Il nous a montré pareillement un livre imprimé en deux volumes in-12, intitulé Abrégé de l’Histoire universelle, depuis Charlemagne jusqu’à Charles-Quint, par M. de Voltaire ; à la Haye, chez Jean Néaulme, en l’année 1753 ; et nous avons reconnu que ledit abrégé était en quelque partie tiré du manuscrit dudit sieur comparant, à nous exhibé, en ce que tous deux commencent de la même façon : Plusieurs esprits infatigables ayant, etc.

Nous avons reconnu pareillement la différence très-grande qui est entre ledit manuscrit et ledit imprimé par les observations suivantes :

1° Nous avons trouvé à la première page du manuscrit, ligne 3 : Les historiens en cela ressemblent à quelques tyrans dont ils parlent : ils sacrifient le genre humain à un seul homme.

Et dans l’édition de Jean Néaulme nous avons trouvé : Les historiens, semblables en cela aux rois, sacrifient le genre humain à un seul homme.

Sur quoi l’auteur a protesté qu’il se pourvoirait en temps et lieu contre ceux qui ont défiguré son ouvrage d’une manière si odieuse.

2° Page 39 du manuscrit : Le roi de Perse eut un fils qui, s’étant fait chrétien, fut indigne de l’être, et se révolta contre lui.

Dans l’édition de Jean Néaulme on a supprimé malignement ces mots essentiels : fut indigne de l’être.

3° Page 46 dudit manuscrit, à l’article de Mahomet : Le vulgaire turc ne voit pas ces fautes, les adore ; et les imans n’ont pas de peine à persuader ce que personne n’examine.

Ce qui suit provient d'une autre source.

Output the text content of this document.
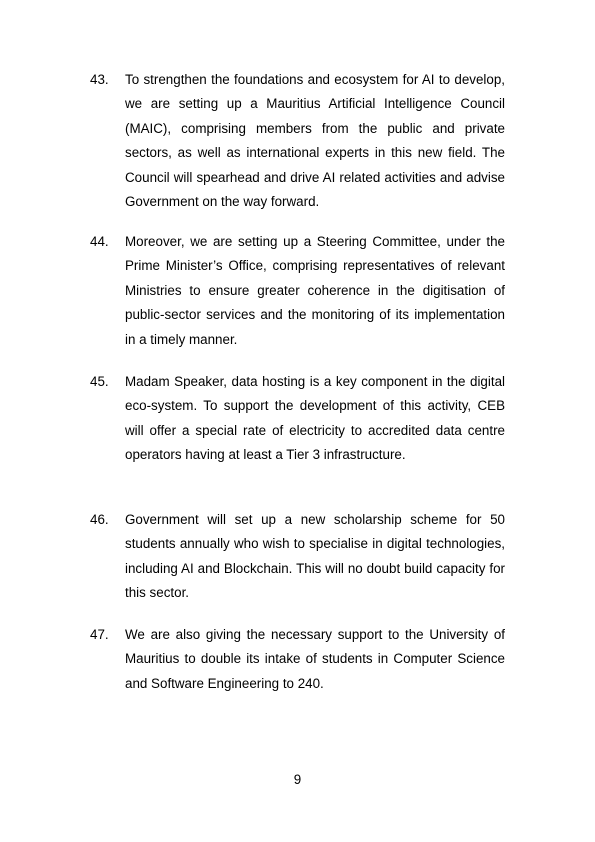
43.	To strengthen the foundations and ecosystem for AI to develop, we are setting up a Mauritius Artificial Intelligence Council (MAIC), comprising members from the public and private sectors, as well as international experts in this new field. The Council will spearhead and drive AI related activities and advise Government on the way forward.
44.	Moreover, we are setting up a Steering Committee, under the Prime Minister’s Office, comprising representatives of relevant Ministries to ensure greater coherence in the digitisation of public-sector services and the monitoring of its implementation in a timely manner.
45.	Madam Speaker, data hosting is a key component in the digital eco-system. To support the development of this activity, CEB will offer a special rate of electricity to accredited data centre operators having at least a Tier 3 infrastructure.
46.	Government will set up a new scholarship scheme for 50 students annually who wish to specialise in digital technologies, including AI and Blockchain. This will no doubt build capacity for this sector.
47.	We are also giving the necessary support to the University of Mauritius to double its intake of students in Computer Science and Software Engineering to 240.
9
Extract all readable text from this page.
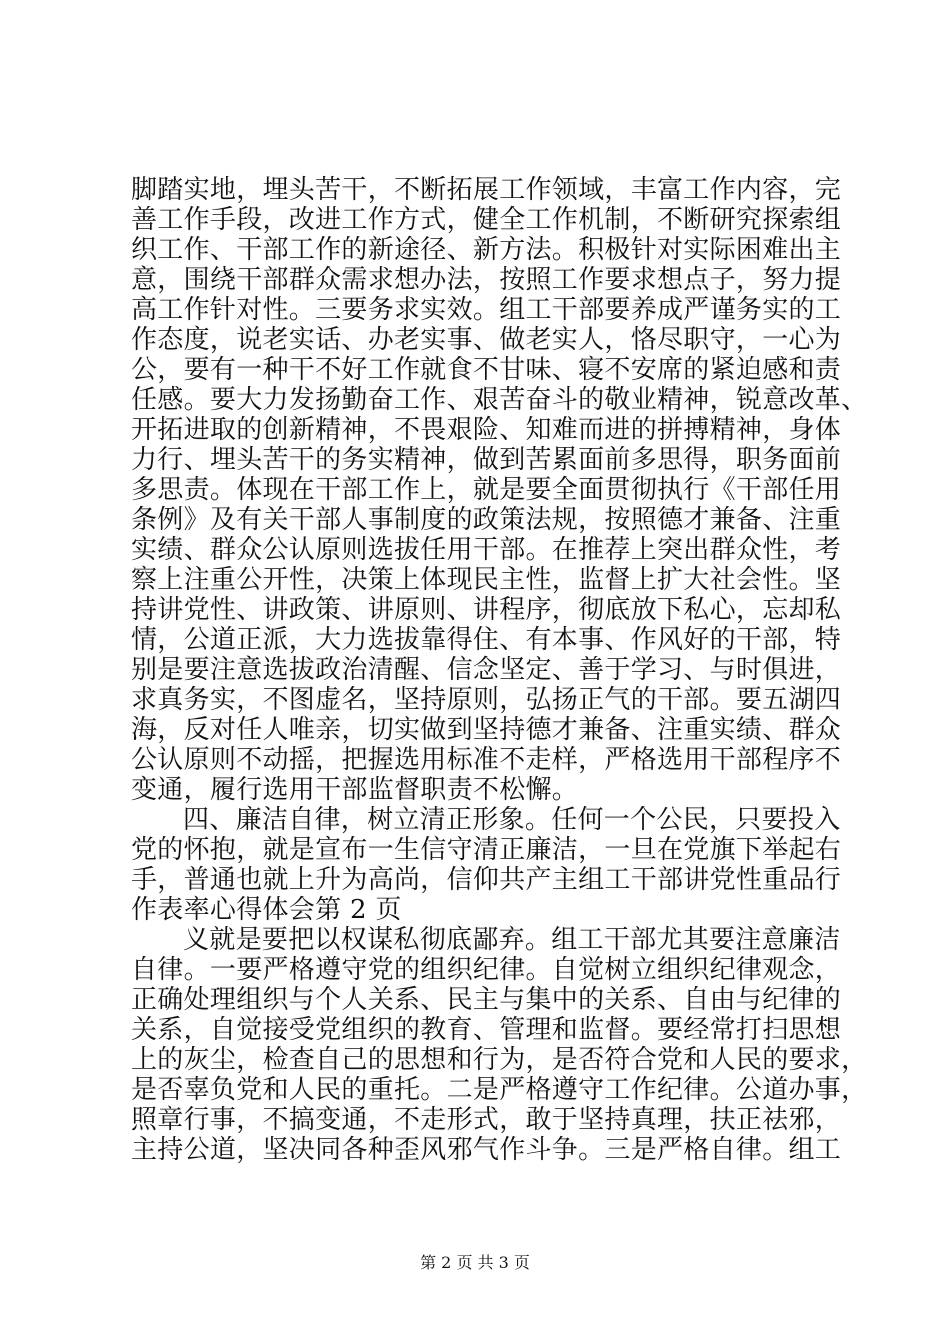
脚踏实地，埋头苦干，不断拓展工作领域，丰富工作内容，完
善工作手段，改进工作方式，健全工作机制，不断研究探索组
织工作、干部工作的新途径、新方法。积极针对实际困难出主
意，围绕干部群众需求想办法，按照工作要求想点子，努力提
高工作针对性。三要务求实效。组工干部要养成严谨务实的工
作态度，说老实话、办老实事、做老实人，恪尽职守，一心为
公，要有一种干不好工作就食不甘味、寝不安席的紧迫感和责
任感。要大力发扬勤奋工作、艰苦奋斗的敬业精神，锐意改革、
开拓进取的创新精神，不畏艰险、知难而进的拼搏精神，身体
力行、埋头苦干的务实精神，做到苦累面前多思得，职务面前
多思责。体现在干部工作上，就是要全面贯彻执行《干部任用
条例》及有关干部人事制度的政策法规，按照德才兼备、注重
实绩、群众公认原则选拔任用干部。在推荐上突出群众性，考
察上注重公开性，决策上体现民主性，监督上扩大社会性。坚
持讲党性、讲政策、讲原则、讲程序，彻底放下私心，忘却私
情，公道正派，大力选拔靠得住、有本事、作风好的干部，特
别是要注意选拔政治清醒、信念坚定、善于学习、与时俱进，
求真务实，不图虚名，坚持原则，弘扬正气的干部。要五湖四
海，反对任人唯亲，切实做到坚持德才兼备、注重实绩、群众
公认原则不动摇，把握选用标准不走样，严格选用干部程序不
变通，履行选用干部监督职责不松懈。
四、廉洁自律，树立清正形象。任何一个公民，只要投入
党的怀抱，就是宣布一生信守清正廉洁，一旦在党旗下举起右
手，普通也就上升为高尚，信仰共产主组工干部讲党性重品行
作表率心得体会第 2 页
义就是要把以权谋私彻底鄙弃。组工干部尤其要注意廉洁
自律。一要严格遵守党的组织纪律。自觉树立组织纪律观念，
正确处理组织与个人关系、民主与集中的关系、自由与纪律的
关系，自觉接受党组织的教育、管理和监督。要经常打扫思想
上的灰尘，检查自己的思想和行为，是否符合党和人民的要求，
是否辜负党和人民的重托。二是严格遵守工作纪律。公道办事，
照章行事，不搞变通，不走形式，敢于坚持真理，扶正祛邪，
主持公道，坚决同各种歪风邪气作斗争。三是严格自律。组工
第 2 页 共 3 页
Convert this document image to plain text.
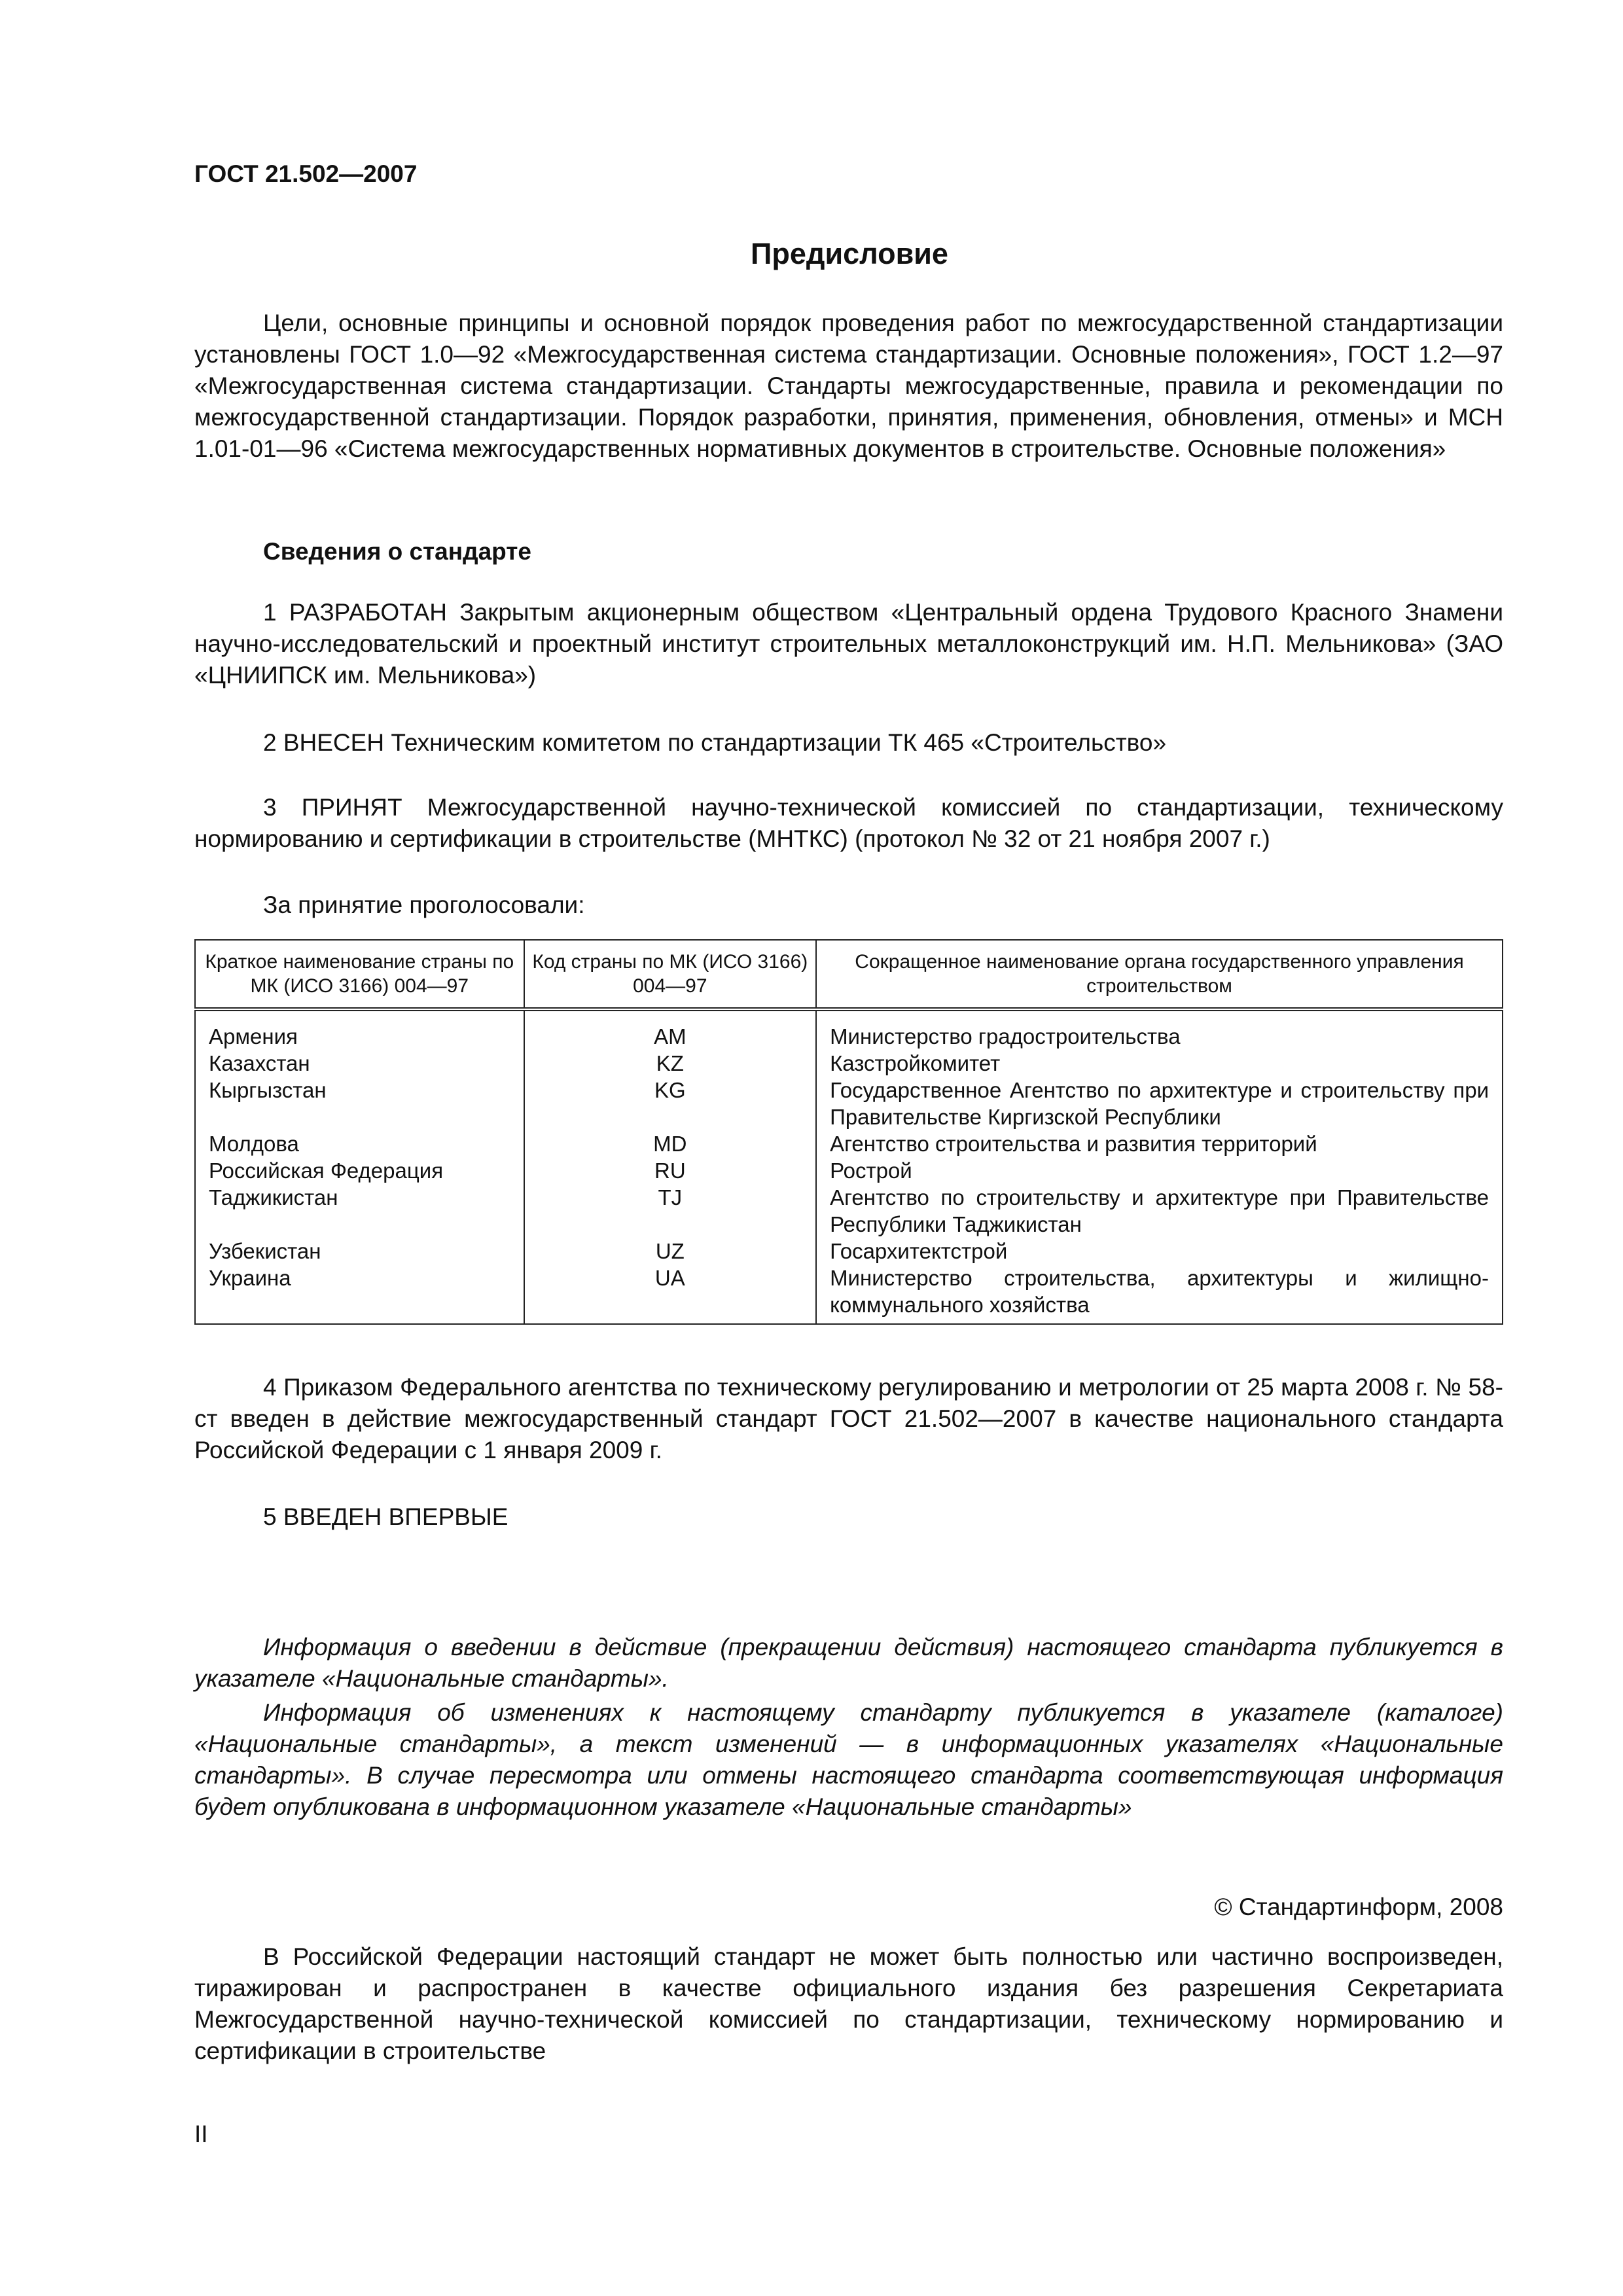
ГОСТ 21.502—2007
Предисловие
Цели, основные принципы и основной порядок проведения работ по межгосударственной стандартизации установлены ГОСТ 1.0—92 «Межгосударственная система стандартизации. Основные положения», ГОСТ 1.2—97 «Межгосударственная система стандартизации. Стандарты межгосударственные, правила и рекомендации по межгосударственной стандартизации. Порядок разработки, принятия, применения, обновления, отмены» и МСН 1.01-01—96 «Система межгосударственных нормативных документов в строительстве. Основные положения»
Сведения о стандарте
1 РАЗРАБОТАН Закрытым акционерным обществом «Центральный ордена Трудового Красного Знамени научно-исследовательский и проектный институт строительных металлоконструкций им. Н.П. Мельникова» (ЗАО «ЦНИИПСК им. Мельникова»)
2 ВНЕСЕН Техническим комитетом по стандартизации ТК 465 «Строительство»
3 ПРИНЯТ Межгосударственной научно-технической комиссией по стандартизации, техническому нормированию и сертификации в строительстве (МНТКС) (протокол № 32 от 21 ноября 2007 г.)
За принятие проголосовали:
Краткое наименование страны по МК (ИСО 3166) 004—97	Код страны по МК (ИСО 3166) 004—97	Сокращенное наименование органа государственного управления строительством
Армения	AM	Министерство градостроительства
Казахстан	KZ	Казстройкомитет
Кыргызстан	KG	Государственное Агентство по архитектуре и строительству при Правительстве Киргизской Республики
Молдова	MD	Агентство строительства и развития территорий
Российская Федерация	RU	Рострой
Таджикистан	TJ	Агентство по строительству и архитектуре при Правительстве Республики Таджикистан
Узбекистан	UZ	Госархитектстрой
Украина	UA	Министерство строительства, архитектуры и жилищно-коммунального хозяйства
4 Приказом Федерального агентства по техническому регулированию и метрологии от 25 марта 2008 г. № 58-ст введен в действие межгосударственный стандарт ГОСТ 21.502—2007 в качестве национального стандарта Российской Федерации с 1 января 2009 г.
5 ВВЕДЕН ВПЕРВЫЕ
Информация о введении в действие (прекращении действия) настоящего стандарта публикуется в указателе «Национальные стандарты».
Информация об изменениях к настоящему стандарту публикуется в указателе (каталоге) «Национальные стандарты», а текст изменений — в информационных указателях «Национальные стандарты». В случае пересмотра или отмены настоящего стандарта соответствующая информация будет опубликована в информационном указателе «Национальные стандарты»
© Стандартинформ, 2008
В Российской Федерации настоящий стандарт не может быть полностью или частично воспроизведен, тиражирован и распространен в качестве официального издания без разрешения Секретариата Межгосударственной научно-технической комиссией по стандартизации, техническому нормированию и сертификации в строительстве
II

On a mis dans l’imprimé : Le vulgaire, qui ne voit pas ces fautes, les adore ; et les docteurs emploient un déluge de paroles pour les pallier.

Cette affectation de mettre docteurs à la place d’imans nous a paru sensible.

4° Page 65 du manuscrit : Il était impossible de ne pas révérer une suite presque non interrompue de pontifes qui avaient consolé l’Église, étendu la religion, adouci les mœurs des Hérules, des Goths, des Vandales, des Lombards et des Francs.

Tout ce passage, qui contient plus de deux pages, est entièrement oublié dans l’édition de Hollande.

5° Page 71 du manuscrit : C’est une chose très-remarquable que de près de quatre-vingts sectes qui avaient déchiré l’Église depuis sa naissance, aucune n’avait eu un Romain pour auteur, si on excepte Novatien.

Ce passage ne se trouve, non plus que tout ce qui suit, dans l’édition de Jean Néaulme.